La présomption d’identité (identity presumption) :

L’alcoolémie du sujet au moment de la conduite (donc de l’infraction alléguée) correspondrait à celle enregistrée au moment de l’épreuve d’alcootest.

La « preuve contraire » toujours admissible pour réfuter la présomption d’identité :

 Voir notamment : Lemieux c. R., 2013 QCCS 4420  :

[13]        On dit qu’un événement est probable lorsque sa réalisation ou son existence, sans être certaine, peut ou doit être affirmée plutôt que niée compte tenu des informations possédées et des règles de la logique…

[14]        Cette définition, tirée de « Le Grand Robert – Dictionnaire de la langue française », évoque la prépondérance de la preuve, un fardeau plus exigeant que celui de soulever un doute raisonnable.

[15]        L’un comme l’autre de ces fardeaux doit cependant avoir un fondement factuel probant.

[16]        L’expert conclut donc que l’existence chez l’appelant, le 20 février 2011 à 3 h 33, d’une alcoolémie inférieure à .08 qui, sans être certaine, peut être affirmée plutôt que niée si comme, en l’espèce, son scénario de consommation est retenu. A-t-il ainsi renversé la présomption d’identité ou devrait-il en faire davantage?

[17]        Le paragraphe d.1) de l’article 258 (1) C. cr. prévoit que la présomption d’identité peut être repoussée par une :

… preuve tendant à démontrer que la consommation d’alcool par l’accusé était compatible avec, à la fois :

(i)            une alcoolémie ne dépassant pas quatre-vingts milligrammes d’alcool par cent (100) millilitres de sang au moment où l’infraction aurait été commise,

(ii)            l’alcoolémie établie par les analyses visées aux alinéas c) ou d), selon le cas, au moment du prélèvement des échantillons.

[18]        Que la preuve offerte constitue ou non une preuve de chevauchement, les exigences relatives à la preuve contraire susceptible de contrer les effets de présomption d’identité sont les mêmes.

[19]        Dans R. c. Boucher 2005 CSC 72 (CanLII), [2005] 3 R.C.S. 499, la plus haute Cour rappelle qu’il suffit que la preuve contraire soulève un doute raisonnable à l’effet que le certificat ne reflète pas correctement le taux d’alcoolémie au moment de l’infraction.

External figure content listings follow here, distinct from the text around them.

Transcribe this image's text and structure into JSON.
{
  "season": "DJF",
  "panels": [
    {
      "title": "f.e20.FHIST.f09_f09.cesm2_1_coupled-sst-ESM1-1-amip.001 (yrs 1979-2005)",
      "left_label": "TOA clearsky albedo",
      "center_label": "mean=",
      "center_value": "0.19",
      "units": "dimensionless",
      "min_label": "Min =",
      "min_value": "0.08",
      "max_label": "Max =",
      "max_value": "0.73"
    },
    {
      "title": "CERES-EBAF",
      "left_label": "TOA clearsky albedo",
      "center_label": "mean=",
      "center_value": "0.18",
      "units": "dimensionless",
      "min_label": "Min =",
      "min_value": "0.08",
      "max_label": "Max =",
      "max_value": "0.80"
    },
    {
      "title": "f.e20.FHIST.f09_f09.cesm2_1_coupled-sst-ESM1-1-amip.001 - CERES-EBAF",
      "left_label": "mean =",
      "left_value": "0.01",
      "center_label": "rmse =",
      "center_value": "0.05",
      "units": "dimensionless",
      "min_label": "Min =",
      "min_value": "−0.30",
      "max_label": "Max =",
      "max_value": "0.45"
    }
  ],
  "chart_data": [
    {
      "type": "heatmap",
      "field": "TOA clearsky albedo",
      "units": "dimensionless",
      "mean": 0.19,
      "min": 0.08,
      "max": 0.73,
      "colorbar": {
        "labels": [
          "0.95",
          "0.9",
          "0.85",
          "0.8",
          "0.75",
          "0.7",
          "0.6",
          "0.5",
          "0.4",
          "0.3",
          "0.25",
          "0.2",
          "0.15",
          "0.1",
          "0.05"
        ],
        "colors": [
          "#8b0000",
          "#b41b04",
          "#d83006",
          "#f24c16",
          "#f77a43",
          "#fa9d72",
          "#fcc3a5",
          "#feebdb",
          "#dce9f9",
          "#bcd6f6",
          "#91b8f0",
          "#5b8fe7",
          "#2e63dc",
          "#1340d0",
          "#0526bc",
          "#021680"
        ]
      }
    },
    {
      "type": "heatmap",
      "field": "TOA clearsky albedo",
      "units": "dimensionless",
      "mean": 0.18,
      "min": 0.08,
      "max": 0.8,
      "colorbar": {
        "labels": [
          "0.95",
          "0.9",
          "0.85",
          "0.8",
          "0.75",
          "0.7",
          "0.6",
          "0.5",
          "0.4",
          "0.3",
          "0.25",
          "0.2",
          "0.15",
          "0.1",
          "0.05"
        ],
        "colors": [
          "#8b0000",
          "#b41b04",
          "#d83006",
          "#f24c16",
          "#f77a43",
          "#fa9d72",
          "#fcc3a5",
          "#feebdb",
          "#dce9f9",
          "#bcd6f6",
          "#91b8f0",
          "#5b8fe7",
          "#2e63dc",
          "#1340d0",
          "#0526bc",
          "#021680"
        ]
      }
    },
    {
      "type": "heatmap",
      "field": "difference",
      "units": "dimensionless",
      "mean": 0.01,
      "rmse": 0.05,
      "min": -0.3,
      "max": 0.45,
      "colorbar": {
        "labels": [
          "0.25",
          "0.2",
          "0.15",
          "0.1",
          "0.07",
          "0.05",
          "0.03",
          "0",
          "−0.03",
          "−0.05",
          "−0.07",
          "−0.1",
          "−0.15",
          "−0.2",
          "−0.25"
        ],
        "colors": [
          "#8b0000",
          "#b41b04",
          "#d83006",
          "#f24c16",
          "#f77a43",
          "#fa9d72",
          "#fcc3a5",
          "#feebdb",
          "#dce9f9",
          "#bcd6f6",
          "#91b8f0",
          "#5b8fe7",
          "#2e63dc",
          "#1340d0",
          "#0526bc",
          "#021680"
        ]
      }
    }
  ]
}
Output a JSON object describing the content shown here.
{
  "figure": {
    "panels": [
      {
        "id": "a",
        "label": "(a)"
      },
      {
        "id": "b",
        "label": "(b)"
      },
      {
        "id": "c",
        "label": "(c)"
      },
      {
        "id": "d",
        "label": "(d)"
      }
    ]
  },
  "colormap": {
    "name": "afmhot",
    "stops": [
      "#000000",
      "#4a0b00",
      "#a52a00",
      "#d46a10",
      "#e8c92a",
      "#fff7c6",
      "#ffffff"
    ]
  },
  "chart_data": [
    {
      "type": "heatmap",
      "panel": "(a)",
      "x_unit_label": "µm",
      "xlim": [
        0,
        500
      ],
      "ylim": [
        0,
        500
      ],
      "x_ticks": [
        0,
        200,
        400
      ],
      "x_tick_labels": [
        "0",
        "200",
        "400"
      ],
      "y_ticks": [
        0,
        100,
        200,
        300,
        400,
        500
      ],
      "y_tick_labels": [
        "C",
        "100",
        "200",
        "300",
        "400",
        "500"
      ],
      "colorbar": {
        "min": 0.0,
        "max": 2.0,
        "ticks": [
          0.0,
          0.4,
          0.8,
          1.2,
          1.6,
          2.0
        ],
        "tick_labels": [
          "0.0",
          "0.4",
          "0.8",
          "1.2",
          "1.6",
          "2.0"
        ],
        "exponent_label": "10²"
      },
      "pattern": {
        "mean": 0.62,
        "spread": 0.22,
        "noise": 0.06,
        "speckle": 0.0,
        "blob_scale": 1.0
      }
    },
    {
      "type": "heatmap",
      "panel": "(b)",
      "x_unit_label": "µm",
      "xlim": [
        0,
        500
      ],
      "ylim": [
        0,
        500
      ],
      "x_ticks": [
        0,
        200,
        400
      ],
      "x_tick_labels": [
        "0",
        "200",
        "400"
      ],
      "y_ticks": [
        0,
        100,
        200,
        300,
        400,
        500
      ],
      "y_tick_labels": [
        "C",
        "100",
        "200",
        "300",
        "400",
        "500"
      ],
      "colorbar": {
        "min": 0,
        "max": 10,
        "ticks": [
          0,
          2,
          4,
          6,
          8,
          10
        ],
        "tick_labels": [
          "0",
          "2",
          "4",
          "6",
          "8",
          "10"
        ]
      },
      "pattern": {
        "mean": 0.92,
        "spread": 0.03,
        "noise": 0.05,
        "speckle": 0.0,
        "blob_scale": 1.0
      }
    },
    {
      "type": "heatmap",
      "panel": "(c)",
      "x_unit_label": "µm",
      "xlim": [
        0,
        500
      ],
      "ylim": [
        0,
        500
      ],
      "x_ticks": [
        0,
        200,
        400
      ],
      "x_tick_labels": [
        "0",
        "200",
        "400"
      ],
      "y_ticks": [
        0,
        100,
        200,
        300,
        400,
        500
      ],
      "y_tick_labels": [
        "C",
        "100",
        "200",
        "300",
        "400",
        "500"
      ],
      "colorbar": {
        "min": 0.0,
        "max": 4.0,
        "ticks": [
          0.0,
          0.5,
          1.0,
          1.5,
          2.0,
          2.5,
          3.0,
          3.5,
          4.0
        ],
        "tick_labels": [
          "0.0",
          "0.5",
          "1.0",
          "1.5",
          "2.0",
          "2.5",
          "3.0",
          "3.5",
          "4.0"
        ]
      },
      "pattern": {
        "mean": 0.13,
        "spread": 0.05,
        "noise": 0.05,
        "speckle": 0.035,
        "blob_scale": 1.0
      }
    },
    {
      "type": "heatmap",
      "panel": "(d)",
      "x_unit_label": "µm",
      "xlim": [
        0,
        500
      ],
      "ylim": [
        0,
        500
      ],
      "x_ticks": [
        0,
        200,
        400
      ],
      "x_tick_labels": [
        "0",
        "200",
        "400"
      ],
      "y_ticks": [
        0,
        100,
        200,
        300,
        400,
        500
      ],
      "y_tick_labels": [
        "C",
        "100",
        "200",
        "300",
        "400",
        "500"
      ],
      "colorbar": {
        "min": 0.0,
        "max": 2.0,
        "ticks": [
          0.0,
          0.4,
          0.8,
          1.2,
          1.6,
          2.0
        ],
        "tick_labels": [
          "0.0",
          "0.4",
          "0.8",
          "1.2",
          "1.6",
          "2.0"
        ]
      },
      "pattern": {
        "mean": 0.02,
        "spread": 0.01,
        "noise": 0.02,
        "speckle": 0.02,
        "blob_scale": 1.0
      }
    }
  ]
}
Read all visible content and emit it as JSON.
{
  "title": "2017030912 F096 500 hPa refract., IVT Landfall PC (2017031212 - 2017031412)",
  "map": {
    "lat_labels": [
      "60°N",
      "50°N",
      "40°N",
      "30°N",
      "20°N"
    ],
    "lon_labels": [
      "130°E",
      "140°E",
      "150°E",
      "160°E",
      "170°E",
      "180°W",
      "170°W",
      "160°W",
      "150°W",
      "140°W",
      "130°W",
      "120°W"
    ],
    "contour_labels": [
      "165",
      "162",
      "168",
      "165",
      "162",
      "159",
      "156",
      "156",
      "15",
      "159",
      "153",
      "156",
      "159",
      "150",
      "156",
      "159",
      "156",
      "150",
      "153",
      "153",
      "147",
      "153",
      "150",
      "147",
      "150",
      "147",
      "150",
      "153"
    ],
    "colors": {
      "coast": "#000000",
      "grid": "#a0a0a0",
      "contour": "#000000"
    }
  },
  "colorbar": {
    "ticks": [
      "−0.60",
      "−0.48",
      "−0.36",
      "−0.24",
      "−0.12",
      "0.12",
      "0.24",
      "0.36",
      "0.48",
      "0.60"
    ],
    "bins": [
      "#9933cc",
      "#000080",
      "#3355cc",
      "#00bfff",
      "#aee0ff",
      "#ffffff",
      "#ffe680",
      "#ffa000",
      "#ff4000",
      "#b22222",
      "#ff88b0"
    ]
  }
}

[20]        L’opinion de l’expert relativement au taux d’alcoolémie repose, en l’espèce, sur un scénario de consommation affirmé par l’appelant. Si le témoignage de ce dernier n’est pas retenu par le juge des faits, celui de l’expert ne fait qu’apporter des données théoriques qui ne sauraient éclairer le Tribunal et constituer une preuve contraire[2].

[21]        À l’opposé, lorsque retenue, la version de l’appelant combinée à l’opinion favorable de l’expert devrait suffire à renverser la présomption.

[22]        Or, ce que retient le juge relativement au poids de la preuve de la défense est que l’impossibilité de déterminer avec précision une fourchette de résultats chevauchant la limite jumelée à l’ignorance des probabilités situées dans cette fourchette, anéantit la valeur de cette « preuve contraire ».

[23]        Or, la loi n’exige pas de l’appelant qu’il fasse une telle démonstration et il lui suffit, pour renverser la présomption d’identité, de soulever un doute raisonnable que son taux d’alcoolémie au moment de l’infraction était différent de celui qui a été mesuré au moment de l’alcootest et inférieur à .08.

[24]        Il était erroné d’exiger de lui davantage. La preuve de l’appelant était donc admissible et pertinente à résoudre la question en litige. Il importe, à cet égard, de souligner que le juge ne pouvait, au moment où il rend la décision, le 15 janvier 2013, profiter des enseignements de la Cour suprême dans R. c. Ibanescu[3]* qui n’a été rendue que le 30 mai 2013 et qui infirme l’arrêt de la Cour d’appel du Québec.

[25]        De plus, la valeur probante de la preuve offerte ne peut dépendre uniquement de l’existence ou non d’une démonstration de résultats chevauchant de façon plus ou moins éloignée de la limite légale.

[26]        La preuve qui est crue et qui tend à démontrer une alcoolémie, au moment de l’infraction, différente du résultat de l’alcootest et inférieure à la limite suffit en principe à rendre inopérante la présomption d’identité et à soulever un doute raisonnable de la culpabilité.

[27]        À défaut du bénéfice de la présomption d’identité, le ministère public pouvait apporter à la connaissance du juge une preuve démontrant une alcoolémie supérieure à .08 au moment de la conduite du véhicule à 3 h 33, ce qui n’a pas été fait en l’espèce.